Paz, 58, is struggling to strike a balance between appeasing Bolivians' desperation for change and courting working-class voters, many of whom are disillusioned MAS supporters who see Quiroga's austerity as a recipe for recession.
Rather than focusing on foreign investors as the key to development, Paz hopes to uncover hidden cash by cracking down on corruption and formalizing the black market.
He proposes legalizing smuggled vehicles, offering tax amnesties to Bolivians who declare their stashed dollars and allowing the cross-border smugglers to register as vendors.
Paz's running mate, Edman Lara, has emerged as the real star of the campaign, helping the senator pull off a shock victory in the first round of elections.
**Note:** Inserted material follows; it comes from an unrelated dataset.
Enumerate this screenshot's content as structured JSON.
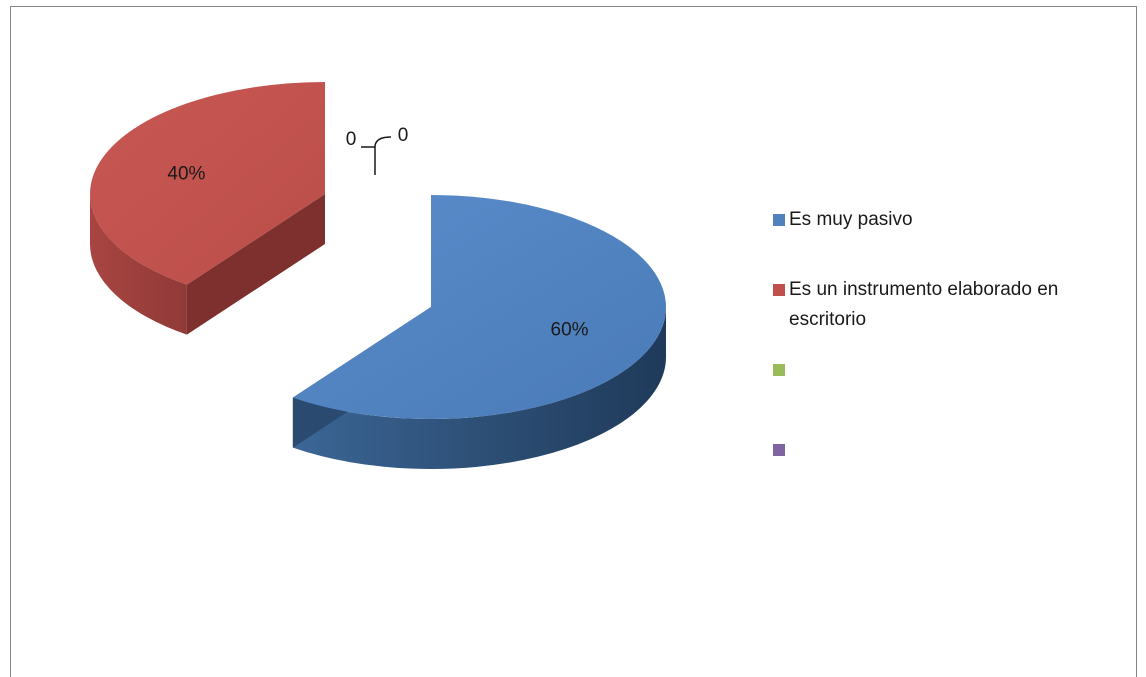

He captured first place after weeks of polling far behind Quiroga.
Ahead of Sunday’s vote, Quiroga is again leading opinion polls.
The underdog status has helped endear the privileged son of former President Jaime Paz Zamora (1989-1993) to the public.
Captain Lara, as the vice presidential candidate is known, became something of a folk hero a few years ago after being fired from the police for denouncing corruption in viral TikTok videos.
The ex-officer has no political experience and an awkward habit of making populist promises — like universal income for women — in rousing speeches that contradict Paz's goal of restoring fiscal order.
Although Paz has walked back some of Lara's more expensive proposals like fivefold increases to pensions, they both insist on balancing tough, free-market reforms with MAS-style social protections.
As the country's inflation rate hits its highest level since 1991, Quiroga, 65, is betting that Bolivians want whatever the complete opposite of MAS looks like.
If elected, Quiroga — who graduated from Texas A&M University and worked for IBM in Austin, Texas — would trigger a major geopolitical realignment in a country that for the past two decades has shunned the U.S. and cozied up to China and Russia.
Last month, Quiroga flew to Washington for what he said were meetings with people promising progress in talks on a $12 billion bailout from the IMF, Inter-American Development Bank and World Bank that would restore public confidence in the boliviano and allow Bolivia to immediately source more fuel.
At rallies, he pitches the potential windfalls from foreign investment in Bolivian gas exploration and lithium production, a contentious issue due to Indigenous communities’ opposition to water-intensive extraction on their lands.
Some Bolivians, wary of American meddling in their affairs since the bloody U.S.-led war on drugs, balk at these gestures.
Others feel reassured by Quiroga's commitment to 180-degree change and speak of Paz and Lara as the latest incarnation of ruinous left-wing populism.